3 (Parte 1)

Pedro precisou voltar ao lugar do encontro para entender melhor as coisas.
As marcas dos pés, as que não foram apagadas pelas ondas, podiam ser pisadas de novo, mas Pedro não precisou fazer isto. As lembranças eram tão fortes quanto as pegadas.
Pedro continuou caminhando pela praia do lago de Tiberíades.
Enquanto olhava para aquelas agora calmas ondas, pés descalços, ele se perguntava como tudo podia ter acontecido.
Foi tudo muito rápido.
Parece que foi ontem que lhe perguntaram se O conhecia e ele disse que não. E perguntaram três vezes. Ele teve três oportunidades de se corrigir, mas o medo o dominou.
Logo depois, tentou marcar ponto, decepando a orelha de Malco, mas  foi duramente repreendido. O que se seguiu foi uma tempestade de fatos que só acalmou no sábado, seu Kurios enterrado.

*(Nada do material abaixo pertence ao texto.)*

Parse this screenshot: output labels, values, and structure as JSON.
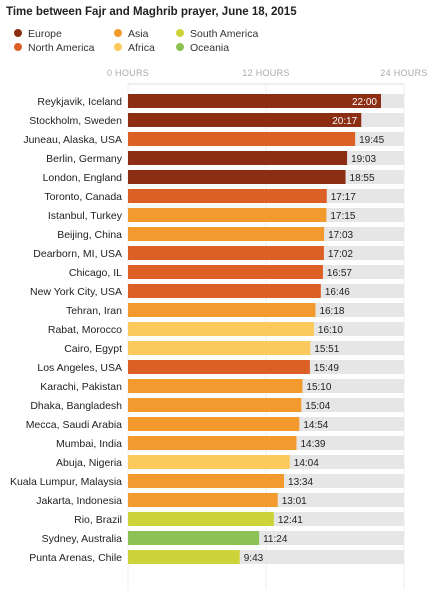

Mas o sábado foi terrível, pelas recordações dos sofrimentos da quinta e da sexta. Aquele foi um dia sem destino. Dois anos e meio ali com ele, desde aquela manhã em que recebeu o seu convite. A memória ainda guarda: foi uma manhã sem pesca no lago de Tiberíades. O lago estava calmo, mas não tinha peixe. Ele estava conversando com seus irmãos sobre a dificuldade de ser pescador e viver do que traziam para seus barcos. Então, Jesus se aproximou. Já o conheciam. Todo mundo conhecida todo mundo em Cafarnaum. Também sabiam que ensinava bem e que tinha feito alguns milagres por ali.
— Estou formando um grupo de pessoas que querem fazer parte do Reino de Deus.
Silêncio.
— Quem me seguir não vai mais pescar peixe: vai pescar gente.
Entreolharam-se todos. Cefas, que estava sentado numa ponta do barco na areia, alguns metros da água, desceu; André pulou também. Jesus começou a andar, olhando ainda para trás.
Pedro repetiu para si mesmo o que já dissera tantas vezes: "Nós o seguimos. Por quase três anos o seguimos. Até chegarmos a Jerusalém pela última vez".
O sábado foi terrível e Pedro não conseguiu dormir de noite. Bem cedo, completamente escuro, chegaram umas mulheres vizinhas dizendo que seu Kurios não estava no túmulo de José de Arimateia onde fôra guardado perfumado no final da sexta-feira. Vestiu-se de qualquer jeito e foi correndo conferir aquela história incrível. Se fosse verdade, meu Deus, deixar o barco não teria sido em vão. A vida não ia mais ser só lembranças: alguma coisa iria acontecer.
E o túmulo estava vazio e Jesus começou a aparecer às pessoas.
Pedro agora, caminhando pela praia do lago de Tiberíades, repetia cada palavra que o seu Mestre lhe dissera.
— Shalom, Cefas.
— Rabi!
E antes que Pedro se derramasse em elogios, o Rabi lhe perguntou:
— Você me ama?
Três vezes a mesma pergunta. Três vezes a mesma resposta.
Três vezes o mesmo pedido:
— Tome conta das minhas ovelhas.
Três foram as vezes que o negou.
Três vezes. Caminhando pela praia, Pedro sabia que precisava aprender a perdoar.
Caminhando pela praia, Pedro se perguntava, sem que uma resposta lhe viesse:
— Como poderei apascentar as ovelhas do Kurios Jesus Cristo?